The planet offered no surprises. Like the Templar’s tombworld, it was pretty much just a rock, albeit a rock mostly covered with a slightly toxic ocean. “Are you sure you want that water on your skin?” he asked.

“Things pass through my system fairly quickly,” Vezali assured. “Maybe I’ll treat myself to a spa afterward, to make sure I detox.”

They strapped themselves down for the trip through the atmosphere, still turbulent seventeen years after the galaxy bombed the planet into permanent winter. Vezali fastened her comm bracelet around one of her tentacles like a garter. She tested to make sure it linked to the Sundog.

Kavanaugh aimed for the coordinates Mykah had given him. No one but Raena and the two surviving Thallians really knew where the city lay under the ocean, but Kavanaugh triangulated between the spot where the Veracity picked up Raena and Eilif and the snow caves where the Arbiter’s survivors had holed up. That narrowed down the range of Vezali’s search a little. “Do you want me to let you off on solid ground?”

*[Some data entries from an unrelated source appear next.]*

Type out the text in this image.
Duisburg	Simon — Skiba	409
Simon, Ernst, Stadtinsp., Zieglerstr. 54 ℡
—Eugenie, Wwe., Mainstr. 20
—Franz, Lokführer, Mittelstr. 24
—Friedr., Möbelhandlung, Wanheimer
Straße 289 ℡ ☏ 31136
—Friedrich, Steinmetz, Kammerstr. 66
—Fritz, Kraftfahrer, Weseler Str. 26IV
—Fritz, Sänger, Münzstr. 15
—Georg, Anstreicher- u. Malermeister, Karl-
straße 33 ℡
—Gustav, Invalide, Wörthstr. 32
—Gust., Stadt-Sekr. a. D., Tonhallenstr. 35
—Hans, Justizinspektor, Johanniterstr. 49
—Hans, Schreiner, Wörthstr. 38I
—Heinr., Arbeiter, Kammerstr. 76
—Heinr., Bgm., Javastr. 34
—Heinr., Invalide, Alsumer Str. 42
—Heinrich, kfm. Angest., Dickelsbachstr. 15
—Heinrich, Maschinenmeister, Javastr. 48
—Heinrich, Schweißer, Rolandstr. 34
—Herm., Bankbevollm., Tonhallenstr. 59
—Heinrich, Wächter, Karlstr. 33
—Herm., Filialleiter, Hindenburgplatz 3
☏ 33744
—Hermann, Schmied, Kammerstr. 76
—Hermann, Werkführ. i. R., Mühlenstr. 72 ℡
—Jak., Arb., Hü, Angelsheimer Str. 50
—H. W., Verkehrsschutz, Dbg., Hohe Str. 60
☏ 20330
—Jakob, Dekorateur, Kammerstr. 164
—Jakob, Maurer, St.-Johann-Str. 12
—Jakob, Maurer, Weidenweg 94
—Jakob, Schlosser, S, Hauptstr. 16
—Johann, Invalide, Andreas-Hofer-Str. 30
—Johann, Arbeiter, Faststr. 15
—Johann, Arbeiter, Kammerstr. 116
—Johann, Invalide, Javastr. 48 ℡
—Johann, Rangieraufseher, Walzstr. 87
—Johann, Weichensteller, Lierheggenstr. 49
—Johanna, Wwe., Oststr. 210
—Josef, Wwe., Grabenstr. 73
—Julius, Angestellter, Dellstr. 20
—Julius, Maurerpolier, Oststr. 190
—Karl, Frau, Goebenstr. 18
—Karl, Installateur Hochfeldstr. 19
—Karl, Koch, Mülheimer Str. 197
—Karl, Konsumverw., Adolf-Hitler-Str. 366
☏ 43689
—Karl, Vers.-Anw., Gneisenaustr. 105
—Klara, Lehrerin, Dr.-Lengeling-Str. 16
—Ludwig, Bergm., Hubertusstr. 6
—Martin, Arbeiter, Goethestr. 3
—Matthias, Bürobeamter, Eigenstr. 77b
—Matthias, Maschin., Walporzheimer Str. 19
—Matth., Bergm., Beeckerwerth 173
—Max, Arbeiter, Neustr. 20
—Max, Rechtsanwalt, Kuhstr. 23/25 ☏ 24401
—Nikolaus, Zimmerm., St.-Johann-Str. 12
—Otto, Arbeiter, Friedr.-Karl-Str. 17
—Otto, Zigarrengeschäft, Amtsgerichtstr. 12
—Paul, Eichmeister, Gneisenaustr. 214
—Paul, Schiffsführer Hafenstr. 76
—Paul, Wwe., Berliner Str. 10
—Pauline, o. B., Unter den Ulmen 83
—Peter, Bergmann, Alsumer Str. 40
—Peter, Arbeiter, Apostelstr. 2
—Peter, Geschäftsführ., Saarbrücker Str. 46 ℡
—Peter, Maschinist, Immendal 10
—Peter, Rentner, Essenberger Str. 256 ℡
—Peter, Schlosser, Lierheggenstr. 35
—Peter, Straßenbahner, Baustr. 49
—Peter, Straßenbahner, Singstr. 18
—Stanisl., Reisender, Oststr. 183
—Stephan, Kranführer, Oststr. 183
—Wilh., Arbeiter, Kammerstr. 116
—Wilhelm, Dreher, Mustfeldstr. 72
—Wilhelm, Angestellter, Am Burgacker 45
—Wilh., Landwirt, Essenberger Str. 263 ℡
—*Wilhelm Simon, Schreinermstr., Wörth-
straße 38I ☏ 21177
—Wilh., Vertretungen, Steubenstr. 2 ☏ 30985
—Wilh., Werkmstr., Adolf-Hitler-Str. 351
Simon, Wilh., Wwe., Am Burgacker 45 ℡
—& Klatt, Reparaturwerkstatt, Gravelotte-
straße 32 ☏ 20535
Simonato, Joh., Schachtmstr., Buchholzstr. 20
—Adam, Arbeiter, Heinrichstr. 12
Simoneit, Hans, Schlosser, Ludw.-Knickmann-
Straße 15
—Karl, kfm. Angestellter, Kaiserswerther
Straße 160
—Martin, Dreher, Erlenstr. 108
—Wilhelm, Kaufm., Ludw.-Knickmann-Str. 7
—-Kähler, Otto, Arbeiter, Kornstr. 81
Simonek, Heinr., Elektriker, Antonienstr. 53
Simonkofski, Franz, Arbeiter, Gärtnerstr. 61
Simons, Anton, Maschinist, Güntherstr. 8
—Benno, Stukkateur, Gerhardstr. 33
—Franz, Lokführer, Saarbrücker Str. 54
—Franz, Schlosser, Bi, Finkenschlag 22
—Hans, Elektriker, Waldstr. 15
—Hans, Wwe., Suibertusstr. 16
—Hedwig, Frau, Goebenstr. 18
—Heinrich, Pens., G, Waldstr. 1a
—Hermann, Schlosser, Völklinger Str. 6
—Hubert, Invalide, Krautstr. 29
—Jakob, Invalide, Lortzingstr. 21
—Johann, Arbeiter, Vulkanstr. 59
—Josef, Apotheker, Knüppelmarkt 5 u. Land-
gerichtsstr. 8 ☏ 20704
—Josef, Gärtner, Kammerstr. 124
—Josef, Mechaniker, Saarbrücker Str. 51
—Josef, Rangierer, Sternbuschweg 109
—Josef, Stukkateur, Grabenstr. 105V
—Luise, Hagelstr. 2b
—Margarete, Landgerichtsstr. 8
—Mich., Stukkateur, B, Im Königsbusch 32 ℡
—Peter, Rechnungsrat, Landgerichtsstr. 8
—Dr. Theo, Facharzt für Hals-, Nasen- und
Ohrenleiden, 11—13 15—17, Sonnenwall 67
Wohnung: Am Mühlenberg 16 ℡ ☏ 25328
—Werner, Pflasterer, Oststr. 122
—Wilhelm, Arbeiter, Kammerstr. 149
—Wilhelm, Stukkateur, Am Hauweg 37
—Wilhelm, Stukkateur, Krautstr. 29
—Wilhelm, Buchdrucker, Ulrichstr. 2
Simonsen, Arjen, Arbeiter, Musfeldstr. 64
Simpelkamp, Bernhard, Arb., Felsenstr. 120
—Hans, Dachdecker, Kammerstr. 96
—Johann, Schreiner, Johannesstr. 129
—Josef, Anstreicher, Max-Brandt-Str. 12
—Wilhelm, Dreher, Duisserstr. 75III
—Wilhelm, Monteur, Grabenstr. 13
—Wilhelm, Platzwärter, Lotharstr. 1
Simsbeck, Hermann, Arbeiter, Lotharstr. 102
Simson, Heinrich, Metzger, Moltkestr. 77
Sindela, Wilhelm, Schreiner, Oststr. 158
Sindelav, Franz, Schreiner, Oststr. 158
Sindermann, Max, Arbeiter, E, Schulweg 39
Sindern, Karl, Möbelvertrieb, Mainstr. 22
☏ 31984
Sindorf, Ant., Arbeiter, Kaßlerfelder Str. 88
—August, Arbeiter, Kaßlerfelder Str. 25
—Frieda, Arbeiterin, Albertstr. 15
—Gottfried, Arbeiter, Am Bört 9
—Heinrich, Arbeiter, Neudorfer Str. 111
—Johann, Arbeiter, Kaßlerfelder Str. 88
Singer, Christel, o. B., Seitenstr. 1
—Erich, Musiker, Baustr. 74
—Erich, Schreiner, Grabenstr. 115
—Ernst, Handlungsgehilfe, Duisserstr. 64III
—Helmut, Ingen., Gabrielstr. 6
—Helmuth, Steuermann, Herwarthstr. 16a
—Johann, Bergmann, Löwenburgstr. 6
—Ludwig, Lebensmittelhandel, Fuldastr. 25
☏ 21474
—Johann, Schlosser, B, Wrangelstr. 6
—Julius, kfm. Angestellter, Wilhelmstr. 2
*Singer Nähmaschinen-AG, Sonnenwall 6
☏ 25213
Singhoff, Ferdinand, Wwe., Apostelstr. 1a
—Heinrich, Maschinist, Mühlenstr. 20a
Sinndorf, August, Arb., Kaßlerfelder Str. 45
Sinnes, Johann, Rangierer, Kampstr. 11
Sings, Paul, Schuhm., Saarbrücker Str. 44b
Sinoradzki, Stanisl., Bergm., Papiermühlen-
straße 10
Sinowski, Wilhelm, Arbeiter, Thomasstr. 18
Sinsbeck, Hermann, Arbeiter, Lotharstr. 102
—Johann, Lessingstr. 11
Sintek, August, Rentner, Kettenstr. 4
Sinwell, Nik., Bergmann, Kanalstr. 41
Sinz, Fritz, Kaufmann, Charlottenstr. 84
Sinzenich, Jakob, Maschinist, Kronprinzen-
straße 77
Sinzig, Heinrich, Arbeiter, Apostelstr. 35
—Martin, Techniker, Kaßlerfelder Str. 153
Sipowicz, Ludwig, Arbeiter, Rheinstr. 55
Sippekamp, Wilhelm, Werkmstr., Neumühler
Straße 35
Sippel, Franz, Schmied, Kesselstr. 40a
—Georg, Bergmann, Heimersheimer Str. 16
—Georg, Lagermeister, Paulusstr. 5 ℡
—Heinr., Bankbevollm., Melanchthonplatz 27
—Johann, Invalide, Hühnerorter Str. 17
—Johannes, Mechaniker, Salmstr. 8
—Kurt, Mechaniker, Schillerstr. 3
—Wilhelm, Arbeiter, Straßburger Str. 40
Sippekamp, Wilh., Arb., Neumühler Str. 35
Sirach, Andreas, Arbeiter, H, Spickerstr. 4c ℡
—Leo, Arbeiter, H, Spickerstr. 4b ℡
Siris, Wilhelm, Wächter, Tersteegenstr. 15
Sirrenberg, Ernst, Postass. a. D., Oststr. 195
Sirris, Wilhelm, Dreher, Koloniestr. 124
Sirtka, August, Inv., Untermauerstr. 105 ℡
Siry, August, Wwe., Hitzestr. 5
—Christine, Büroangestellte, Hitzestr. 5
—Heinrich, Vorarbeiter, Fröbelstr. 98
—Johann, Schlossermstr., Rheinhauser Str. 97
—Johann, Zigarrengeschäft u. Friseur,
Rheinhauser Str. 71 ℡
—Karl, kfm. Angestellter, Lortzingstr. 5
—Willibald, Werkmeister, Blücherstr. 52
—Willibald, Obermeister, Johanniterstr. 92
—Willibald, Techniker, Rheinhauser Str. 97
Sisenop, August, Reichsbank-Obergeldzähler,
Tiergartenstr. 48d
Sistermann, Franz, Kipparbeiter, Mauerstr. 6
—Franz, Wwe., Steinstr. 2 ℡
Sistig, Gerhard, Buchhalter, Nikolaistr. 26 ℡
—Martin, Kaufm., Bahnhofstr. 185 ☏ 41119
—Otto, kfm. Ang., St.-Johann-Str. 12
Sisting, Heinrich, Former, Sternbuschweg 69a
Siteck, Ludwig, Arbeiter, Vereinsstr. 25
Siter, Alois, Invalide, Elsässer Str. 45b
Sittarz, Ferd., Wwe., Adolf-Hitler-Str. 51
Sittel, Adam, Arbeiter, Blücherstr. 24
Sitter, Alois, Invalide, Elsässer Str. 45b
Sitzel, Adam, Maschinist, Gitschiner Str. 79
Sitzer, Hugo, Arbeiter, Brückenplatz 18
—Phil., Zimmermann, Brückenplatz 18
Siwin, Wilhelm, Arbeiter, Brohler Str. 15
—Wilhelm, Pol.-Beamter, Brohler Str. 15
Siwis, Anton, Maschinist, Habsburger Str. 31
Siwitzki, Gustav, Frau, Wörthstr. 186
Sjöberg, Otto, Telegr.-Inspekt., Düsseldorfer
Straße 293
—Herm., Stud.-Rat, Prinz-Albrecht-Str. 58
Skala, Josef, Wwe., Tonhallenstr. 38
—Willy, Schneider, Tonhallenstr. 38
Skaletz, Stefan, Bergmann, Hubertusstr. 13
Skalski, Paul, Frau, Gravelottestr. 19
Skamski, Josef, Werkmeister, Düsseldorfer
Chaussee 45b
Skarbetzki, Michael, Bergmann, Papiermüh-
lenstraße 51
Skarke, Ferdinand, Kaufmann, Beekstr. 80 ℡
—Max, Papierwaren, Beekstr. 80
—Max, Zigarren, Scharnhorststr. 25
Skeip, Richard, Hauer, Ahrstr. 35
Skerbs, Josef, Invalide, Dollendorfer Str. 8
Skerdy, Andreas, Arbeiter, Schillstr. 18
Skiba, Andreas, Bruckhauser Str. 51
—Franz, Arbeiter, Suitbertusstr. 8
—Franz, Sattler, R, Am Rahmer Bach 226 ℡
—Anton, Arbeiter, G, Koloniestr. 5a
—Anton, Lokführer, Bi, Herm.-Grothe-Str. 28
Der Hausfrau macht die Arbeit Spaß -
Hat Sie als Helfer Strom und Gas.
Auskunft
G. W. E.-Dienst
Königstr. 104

“No, I might as well just dive in and get it over with,” she said. “Can you hover?”

“Sure.”

Her skin had turned a cloudy grayish blue. Kavanaugh wondered if she meant that as camouflage or if it signified nerves. Vezali looked very small compared to the planet’s big ocean. Kavanaugh hoped that the weapons Ariel had chosen would be enough protection for the tentacled girl.